A multidisciplinary team of researchers from the University of Strathclyde in collaboration with National Manufacturing Institute Scotland in Lightweight Manufacturing Centre (NMIS-LMC) will develop a methodology to address different challenges regarding design and manufacturing of Bionic Adaptive Stretchable Materials for WEC (BASM-WEC). This will be supported by industry partner and research institution, e.g. Wave-venture, ORE Catapult Wave & Tidal Energy Sector, National Subsea Research Initiative in UK, National Ocean Technology Centre in China, and SBM Offshore based in France.
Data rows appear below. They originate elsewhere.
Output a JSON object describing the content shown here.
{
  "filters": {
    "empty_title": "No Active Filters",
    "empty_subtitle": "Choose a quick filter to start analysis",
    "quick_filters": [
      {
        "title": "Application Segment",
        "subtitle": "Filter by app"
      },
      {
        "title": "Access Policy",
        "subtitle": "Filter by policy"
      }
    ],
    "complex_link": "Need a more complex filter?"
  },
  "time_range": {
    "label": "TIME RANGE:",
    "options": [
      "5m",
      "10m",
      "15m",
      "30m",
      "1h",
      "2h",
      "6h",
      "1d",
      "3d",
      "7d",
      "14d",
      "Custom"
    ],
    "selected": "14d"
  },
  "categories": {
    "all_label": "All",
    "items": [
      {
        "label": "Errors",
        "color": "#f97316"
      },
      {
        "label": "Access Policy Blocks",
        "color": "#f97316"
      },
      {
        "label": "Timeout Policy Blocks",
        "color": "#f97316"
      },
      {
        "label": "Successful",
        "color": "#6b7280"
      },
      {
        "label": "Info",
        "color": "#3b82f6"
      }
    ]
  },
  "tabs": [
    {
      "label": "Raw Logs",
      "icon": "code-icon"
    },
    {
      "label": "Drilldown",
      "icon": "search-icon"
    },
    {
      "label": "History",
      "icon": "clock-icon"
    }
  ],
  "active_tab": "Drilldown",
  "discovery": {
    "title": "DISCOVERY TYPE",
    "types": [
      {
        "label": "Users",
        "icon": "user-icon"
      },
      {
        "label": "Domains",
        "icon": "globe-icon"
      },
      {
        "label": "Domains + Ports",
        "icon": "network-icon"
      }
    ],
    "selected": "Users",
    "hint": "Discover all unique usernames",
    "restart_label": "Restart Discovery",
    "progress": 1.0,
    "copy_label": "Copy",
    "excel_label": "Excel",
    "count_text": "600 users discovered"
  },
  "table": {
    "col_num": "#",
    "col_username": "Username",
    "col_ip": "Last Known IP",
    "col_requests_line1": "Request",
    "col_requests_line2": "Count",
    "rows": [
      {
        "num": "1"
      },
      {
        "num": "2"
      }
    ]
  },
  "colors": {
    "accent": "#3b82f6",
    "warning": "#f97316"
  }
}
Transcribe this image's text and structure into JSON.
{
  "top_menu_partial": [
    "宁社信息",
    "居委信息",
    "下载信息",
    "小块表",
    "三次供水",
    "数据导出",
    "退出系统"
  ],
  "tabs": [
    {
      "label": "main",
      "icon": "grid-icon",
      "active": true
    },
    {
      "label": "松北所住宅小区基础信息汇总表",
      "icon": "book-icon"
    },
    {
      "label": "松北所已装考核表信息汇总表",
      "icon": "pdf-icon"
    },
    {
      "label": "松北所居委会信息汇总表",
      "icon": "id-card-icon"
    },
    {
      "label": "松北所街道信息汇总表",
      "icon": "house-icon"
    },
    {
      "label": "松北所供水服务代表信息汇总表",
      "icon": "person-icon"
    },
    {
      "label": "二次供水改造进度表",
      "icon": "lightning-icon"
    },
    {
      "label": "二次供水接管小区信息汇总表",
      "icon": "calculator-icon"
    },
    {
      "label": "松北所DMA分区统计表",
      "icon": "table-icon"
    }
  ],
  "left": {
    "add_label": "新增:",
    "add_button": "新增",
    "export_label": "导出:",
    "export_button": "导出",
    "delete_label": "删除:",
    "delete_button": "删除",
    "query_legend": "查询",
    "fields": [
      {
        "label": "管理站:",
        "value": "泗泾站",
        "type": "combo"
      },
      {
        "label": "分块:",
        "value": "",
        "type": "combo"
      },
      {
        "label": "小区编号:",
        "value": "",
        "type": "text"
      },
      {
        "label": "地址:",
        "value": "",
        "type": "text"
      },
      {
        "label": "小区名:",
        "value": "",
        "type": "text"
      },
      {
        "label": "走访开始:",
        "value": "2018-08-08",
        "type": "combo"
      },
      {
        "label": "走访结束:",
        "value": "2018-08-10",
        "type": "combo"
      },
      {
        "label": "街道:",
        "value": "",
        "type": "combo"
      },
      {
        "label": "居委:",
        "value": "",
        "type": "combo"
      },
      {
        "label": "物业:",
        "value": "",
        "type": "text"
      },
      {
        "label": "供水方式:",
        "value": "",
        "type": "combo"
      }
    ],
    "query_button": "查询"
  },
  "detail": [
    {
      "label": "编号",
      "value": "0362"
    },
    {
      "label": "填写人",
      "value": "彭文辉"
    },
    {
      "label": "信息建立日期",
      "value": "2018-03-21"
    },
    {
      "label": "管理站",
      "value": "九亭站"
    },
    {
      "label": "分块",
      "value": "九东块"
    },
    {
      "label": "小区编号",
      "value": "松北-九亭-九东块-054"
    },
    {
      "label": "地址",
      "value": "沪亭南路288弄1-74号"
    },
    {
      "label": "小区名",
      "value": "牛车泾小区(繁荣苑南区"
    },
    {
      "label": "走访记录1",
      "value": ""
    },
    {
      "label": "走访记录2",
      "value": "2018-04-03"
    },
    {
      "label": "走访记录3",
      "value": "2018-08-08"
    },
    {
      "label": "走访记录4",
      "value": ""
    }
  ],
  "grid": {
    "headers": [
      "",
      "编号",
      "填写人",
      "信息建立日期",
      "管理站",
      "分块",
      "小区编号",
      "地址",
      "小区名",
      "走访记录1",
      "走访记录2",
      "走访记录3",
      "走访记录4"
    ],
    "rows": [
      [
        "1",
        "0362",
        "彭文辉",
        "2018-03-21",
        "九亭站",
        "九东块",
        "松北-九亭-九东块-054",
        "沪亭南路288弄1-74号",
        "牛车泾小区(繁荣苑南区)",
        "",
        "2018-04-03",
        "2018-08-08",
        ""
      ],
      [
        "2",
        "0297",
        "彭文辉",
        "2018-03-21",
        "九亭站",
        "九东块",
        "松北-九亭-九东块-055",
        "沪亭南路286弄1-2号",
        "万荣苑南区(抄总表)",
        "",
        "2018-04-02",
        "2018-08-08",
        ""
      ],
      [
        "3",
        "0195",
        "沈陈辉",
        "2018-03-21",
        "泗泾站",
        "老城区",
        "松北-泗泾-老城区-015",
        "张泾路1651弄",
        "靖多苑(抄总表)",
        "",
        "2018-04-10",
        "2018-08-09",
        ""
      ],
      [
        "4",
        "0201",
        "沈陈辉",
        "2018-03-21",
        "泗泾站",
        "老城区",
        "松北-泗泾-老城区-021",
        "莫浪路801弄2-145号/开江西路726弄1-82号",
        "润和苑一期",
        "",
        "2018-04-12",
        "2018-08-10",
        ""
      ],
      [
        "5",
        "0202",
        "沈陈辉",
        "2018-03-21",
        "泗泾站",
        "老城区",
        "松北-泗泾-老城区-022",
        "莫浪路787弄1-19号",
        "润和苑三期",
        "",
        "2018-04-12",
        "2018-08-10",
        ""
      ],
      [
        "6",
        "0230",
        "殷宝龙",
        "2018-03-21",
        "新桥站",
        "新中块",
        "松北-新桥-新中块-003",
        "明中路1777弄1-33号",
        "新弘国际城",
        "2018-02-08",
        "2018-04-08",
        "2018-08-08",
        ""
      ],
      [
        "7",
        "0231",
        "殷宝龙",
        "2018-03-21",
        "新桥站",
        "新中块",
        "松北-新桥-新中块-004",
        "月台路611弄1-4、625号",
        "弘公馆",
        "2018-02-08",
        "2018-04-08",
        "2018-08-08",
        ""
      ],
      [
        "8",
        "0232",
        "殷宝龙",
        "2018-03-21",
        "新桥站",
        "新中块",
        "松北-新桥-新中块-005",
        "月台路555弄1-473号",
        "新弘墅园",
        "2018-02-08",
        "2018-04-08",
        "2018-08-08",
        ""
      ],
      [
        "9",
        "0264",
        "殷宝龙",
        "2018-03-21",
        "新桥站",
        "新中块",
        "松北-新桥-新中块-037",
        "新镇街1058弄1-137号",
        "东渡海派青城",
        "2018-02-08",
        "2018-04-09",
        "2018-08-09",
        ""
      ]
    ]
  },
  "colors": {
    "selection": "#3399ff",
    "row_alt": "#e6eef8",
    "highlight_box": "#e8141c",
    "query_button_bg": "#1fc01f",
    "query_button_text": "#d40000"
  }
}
To achieve the main objectives, this project will develop a hydro-elastic analysis tool based on advanced Computational Fluid Dynamics techniques to provide a robust analysis method for prescribing the detailed materials specification required by the desired WEC functionalities and allow the benchmarking of the lower-order rapid models developed in parallel for device optimization. Tailoring of material functions and performance will be achieved through the concept of both composite and hybrid materials. The former involves modifying flexible parent materials with secondary addition of dissimilar materials (e.g. functional fillers and fibres), and the latter involves developing a multi-layered structure with each layer serving different functions. Together, these techniques will guide new material development through fine-tuning material properties by targeted material selection and modification. The complex physics and effect of flexible material will be crosschecked by simulation method and laboratory testing at the small scale device level, providing new insight. Knowledge of complex coupled hydro-elastic models will be beneficial to general offshore renewable energy.